2008 Buisson-Charles Meursault Les Cras
The nose has less depth, but significantly more width and complexity; initially perhaps a higher-toned hint of mint amongst warm, green leaves and a tight core of fruit. Wow, a narrower entry than the Bourgogne, but waxy smooth before opening – w i d e – and growing and growing in the very impressive mid-palate with a super-tasty, slightly creamy agrumes flavour. The finish is about pure mineral and it’s very long. It’s a beauty.

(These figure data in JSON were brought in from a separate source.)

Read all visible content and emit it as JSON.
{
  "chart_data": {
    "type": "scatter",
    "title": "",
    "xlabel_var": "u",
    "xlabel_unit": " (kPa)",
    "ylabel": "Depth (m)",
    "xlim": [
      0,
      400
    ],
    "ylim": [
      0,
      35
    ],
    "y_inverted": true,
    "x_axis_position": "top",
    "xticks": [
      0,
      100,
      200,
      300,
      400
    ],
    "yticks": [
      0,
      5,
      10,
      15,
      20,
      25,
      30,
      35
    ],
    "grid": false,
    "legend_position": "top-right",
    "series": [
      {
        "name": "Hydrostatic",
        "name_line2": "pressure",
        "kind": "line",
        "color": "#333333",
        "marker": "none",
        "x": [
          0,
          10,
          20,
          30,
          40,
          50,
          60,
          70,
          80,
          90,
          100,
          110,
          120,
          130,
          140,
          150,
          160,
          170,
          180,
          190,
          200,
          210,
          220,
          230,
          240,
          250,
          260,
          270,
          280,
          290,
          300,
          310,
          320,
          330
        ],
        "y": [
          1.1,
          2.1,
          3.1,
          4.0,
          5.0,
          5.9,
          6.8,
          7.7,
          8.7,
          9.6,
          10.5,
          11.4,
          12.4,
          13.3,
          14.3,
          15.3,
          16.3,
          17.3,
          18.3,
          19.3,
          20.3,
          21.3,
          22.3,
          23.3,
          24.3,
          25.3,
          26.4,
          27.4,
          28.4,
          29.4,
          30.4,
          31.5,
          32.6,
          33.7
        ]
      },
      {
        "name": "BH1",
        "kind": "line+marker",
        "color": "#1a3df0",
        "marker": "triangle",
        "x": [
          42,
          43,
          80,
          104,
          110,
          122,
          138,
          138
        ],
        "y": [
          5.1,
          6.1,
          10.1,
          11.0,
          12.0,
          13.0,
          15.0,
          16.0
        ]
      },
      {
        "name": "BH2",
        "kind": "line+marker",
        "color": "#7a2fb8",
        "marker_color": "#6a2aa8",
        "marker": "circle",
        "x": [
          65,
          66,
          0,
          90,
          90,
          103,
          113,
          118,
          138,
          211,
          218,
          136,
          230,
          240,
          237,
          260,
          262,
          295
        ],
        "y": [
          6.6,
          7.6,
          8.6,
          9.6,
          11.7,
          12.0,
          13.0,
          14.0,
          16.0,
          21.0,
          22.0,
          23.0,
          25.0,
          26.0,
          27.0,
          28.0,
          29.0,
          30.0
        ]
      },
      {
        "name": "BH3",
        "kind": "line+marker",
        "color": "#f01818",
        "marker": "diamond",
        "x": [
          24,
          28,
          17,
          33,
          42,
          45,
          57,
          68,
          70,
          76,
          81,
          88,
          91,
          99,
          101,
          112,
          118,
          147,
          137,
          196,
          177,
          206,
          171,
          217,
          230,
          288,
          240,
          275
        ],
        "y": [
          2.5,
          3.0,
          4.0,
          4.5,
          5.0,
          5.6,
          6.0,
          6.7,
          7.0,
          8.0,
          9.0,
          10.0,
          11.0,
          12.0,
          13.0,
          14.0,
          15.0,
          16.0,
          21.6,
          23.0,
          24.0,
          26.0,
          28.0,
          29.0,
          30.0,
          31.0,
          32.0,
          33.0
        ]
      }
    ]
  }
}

2008 Gambal Alex Bourgogne Chardonnay
There is a slightly more obvious whiff of oak toast on the nose than I remember than from the previous 12 bottles(!) though it remains an accent rather than a dominant tone; round and inviting the aromas remain. In the mouth also quite round with a late arriving, mouth-watering lick of acidity then the subtle extra dimension of fruit that has made this wine a standout chez nous. Still in a lovely place.
2008 Jaffelin Beaune Sur Les Grèves
Medium-colour. Instantly the nose is overwhelmed by toasty oak – you have no other pointers – I left the wine in the glass for 20 minutes before returning. On my return the oak is a bit more manageable, finally there are some high tones that might one day aspire to something more perfumed and at least a suggestion of fruit below – even a kind of iodine note found on older whites. Likewise the first taste was sweet oak-water – perhaps pinot but nothing to indicate Burgundy. The texture is very smooth – certainly executive tannins – good balance, indeed the sweet oak gives the impression that the acidity is rather low – in a 2008!
I eventually warmed a little to the nose and even a little more to the flavours where there is both depth and a certain density, but on day 1, frankly I find – n o t h i n g – to indicate Burgundy! Shame, but hold your breath; I’ll leave it for day 2, meanwhile I’ll take a glass of Bourgogne Blanc…
Day two and the oak-toast on the nose is reduced to a little ash against high-toned, almost floral notes. Fills the mouth, still with plenty of volume and sweetness but there seems a heartbeat of energy from the acidity this time. Quite drinkable and I would say quite tasty on day two. Beaune? – I can’t say – I’d anyway buy the 07 in preference.